L’idéalisme et la philosophie de la nature

Introduction

Qu’est-ce que l’idéalisme ?{1}

L’idéalisme, si je le comprends bien, serait la doctrine qui ramène tout à la pensée, et compose toutes choses de pensées. Soit ; mais qu’est-ce que la pensée ?

La seule pensée que nous connaissions directement, c’est-à-dire la nôtre, se compose de deux choses : la chose pensante et la chose pensée, τὸ cogitans et τὸ cogitatum. Si tout se compose de pensées, nous avons donc le droit de demander : Est-ce de choses pensantes ou de choses pensées ?

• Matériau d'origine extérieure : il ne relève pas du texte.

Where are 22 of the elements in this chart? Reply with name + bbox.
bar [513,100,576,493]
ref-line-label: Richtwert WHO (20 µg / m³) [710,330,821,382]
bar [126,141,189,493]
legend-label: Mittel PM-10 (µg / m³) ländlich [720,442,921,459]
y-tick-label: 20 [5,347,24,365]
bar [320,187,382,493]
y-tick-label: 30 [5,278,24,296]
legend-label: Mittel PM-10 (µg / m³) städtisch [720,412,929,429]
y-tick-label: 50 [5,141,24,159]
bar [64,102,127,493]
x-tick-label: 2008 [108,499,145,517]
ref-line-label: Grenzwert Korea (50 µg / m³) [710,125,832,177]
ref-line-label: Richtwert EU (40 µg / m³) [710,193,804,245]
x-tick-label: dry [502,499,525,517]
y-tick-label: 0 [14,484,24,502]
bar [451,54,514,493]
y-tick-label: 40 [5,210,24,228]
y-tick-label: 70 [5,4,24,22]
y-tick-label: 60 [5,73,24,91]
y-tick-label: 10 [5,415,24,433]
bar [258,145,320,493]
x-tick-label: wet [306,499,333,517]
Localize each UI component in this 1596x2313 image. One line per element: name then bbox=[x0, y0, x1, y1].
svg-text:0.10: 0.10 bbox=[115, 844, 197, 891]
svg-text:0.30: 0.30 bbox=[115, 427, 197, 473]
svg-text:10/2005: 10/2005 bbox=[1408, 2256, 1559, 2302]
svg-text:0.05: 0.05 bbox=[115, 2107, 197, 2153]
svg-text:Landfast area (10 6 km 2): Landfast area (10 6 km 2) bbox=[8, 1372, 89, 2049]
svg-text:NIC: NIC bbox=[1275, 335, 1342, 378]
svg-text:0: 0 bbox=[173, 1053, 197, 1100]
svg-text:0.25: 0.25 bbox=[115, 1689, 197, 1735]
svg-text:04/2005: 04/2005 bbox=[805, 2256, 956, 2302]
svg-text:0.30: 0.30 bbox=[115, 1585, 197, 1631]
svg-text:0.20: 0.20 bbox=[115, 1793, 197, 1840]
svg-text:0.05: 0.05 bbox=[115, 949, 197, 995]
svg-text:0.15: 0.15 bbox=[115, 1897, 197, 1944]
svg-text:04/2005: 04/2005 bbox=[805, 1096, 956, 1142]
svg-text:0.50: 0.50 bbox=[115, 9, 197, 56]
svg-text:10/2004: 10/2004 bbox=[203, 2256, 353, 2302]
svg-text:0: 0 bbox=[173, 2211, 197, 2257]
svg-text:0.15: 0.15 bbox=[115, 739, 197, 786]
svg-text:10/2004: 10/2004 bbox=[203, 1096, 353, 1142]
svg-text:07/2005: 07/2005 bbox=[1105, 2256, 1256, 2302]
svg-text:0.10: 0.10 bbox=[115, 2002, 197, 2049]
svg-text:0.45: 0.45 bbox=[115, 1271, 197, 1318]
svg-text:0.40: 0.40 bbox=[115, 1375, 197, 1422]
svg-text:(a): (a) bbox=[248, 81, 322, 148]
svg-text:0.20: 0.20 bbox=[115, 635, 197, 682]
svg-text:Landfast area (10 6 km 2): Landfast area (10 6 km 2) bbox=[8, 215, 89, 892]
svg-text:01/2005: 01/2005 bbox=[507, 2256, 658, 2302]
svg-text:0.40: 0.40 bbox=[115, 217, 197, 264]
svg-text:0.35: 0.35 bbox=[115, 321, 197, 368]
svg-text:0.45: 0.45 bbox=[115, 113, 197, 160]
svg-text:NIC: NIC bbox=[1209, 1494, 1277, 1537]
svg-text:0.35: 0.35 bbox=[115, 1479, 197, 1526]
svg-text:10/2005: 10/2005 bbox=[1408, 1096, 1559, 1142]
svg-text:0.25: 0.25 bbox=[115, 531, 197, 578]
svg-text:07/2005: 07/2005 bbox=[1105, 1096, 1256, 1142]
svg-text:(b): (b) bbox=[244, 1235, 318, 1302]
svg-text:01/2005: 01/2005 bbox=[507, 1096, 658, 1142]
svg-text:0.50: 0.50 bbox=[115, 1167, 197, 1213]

Supposons que ce soit de choses pensantes, res cogitantes, semblables à moi, je dis que la chose pensante par définition, est ce que j’appelle un esprit, et non une idée. Donc, le système qui composerait l’univers de choses pensantes est spiritualisme, non idéalisme.

À la vérité, on restreint d’ordinaire le terme de spiritualisme au système qui admet non seulement l’esprit, mais encore la matière ; mais c’est là une simple habitude de langage ; et il serait étrange qu’une doctrine qui n’admettrait que des esprits, ne fût pas une doctrine spiritualiste. On serait autorisé seulement par là à distinguer deux espèces de spiritualisme : l’un dualiste, admettant esprit et matière, l’autre moniste ou unitéiste, n’admettant que des esprits à différents degrés ; et celui-ci à son tour pourrait se diviser encore en deux espèces : un spiritualisme panthéistique ou immanent n’admettant qu’un seul esprit, une seule conscience, dont les consciences finies ne seraient que les modes ; et un autre spiritualisme créationniste ou transcendant, qui au-dessus d’une conscience première, pleine et complète en elle-même, admet par participation des consciences subordonnées. Mais sous toutes ces formes, à tous ces degrés, tant que vous ne considérez que la chose pensante, c’est-à-dire l’esprit, je ne puis voir rien autre chose que le spiritualisme, et non l’idéalisme. En effet, dans tous ces systèmes, j’admets quelque chose de réel en dehors de mes idées, à savoir les autres esprits plus ou moins semblables au mien ; et quand même je nierais l’existence de la matière comme telle, par cela seul que j’admets quelque existence objective, soit des autres hommes, soit des animaux, soit de Dieu, mon système peut être appelé immatérialisme, si l’on veut ; mais c’est un immatérialisme objectiviste ou réaliste, non idéaliste.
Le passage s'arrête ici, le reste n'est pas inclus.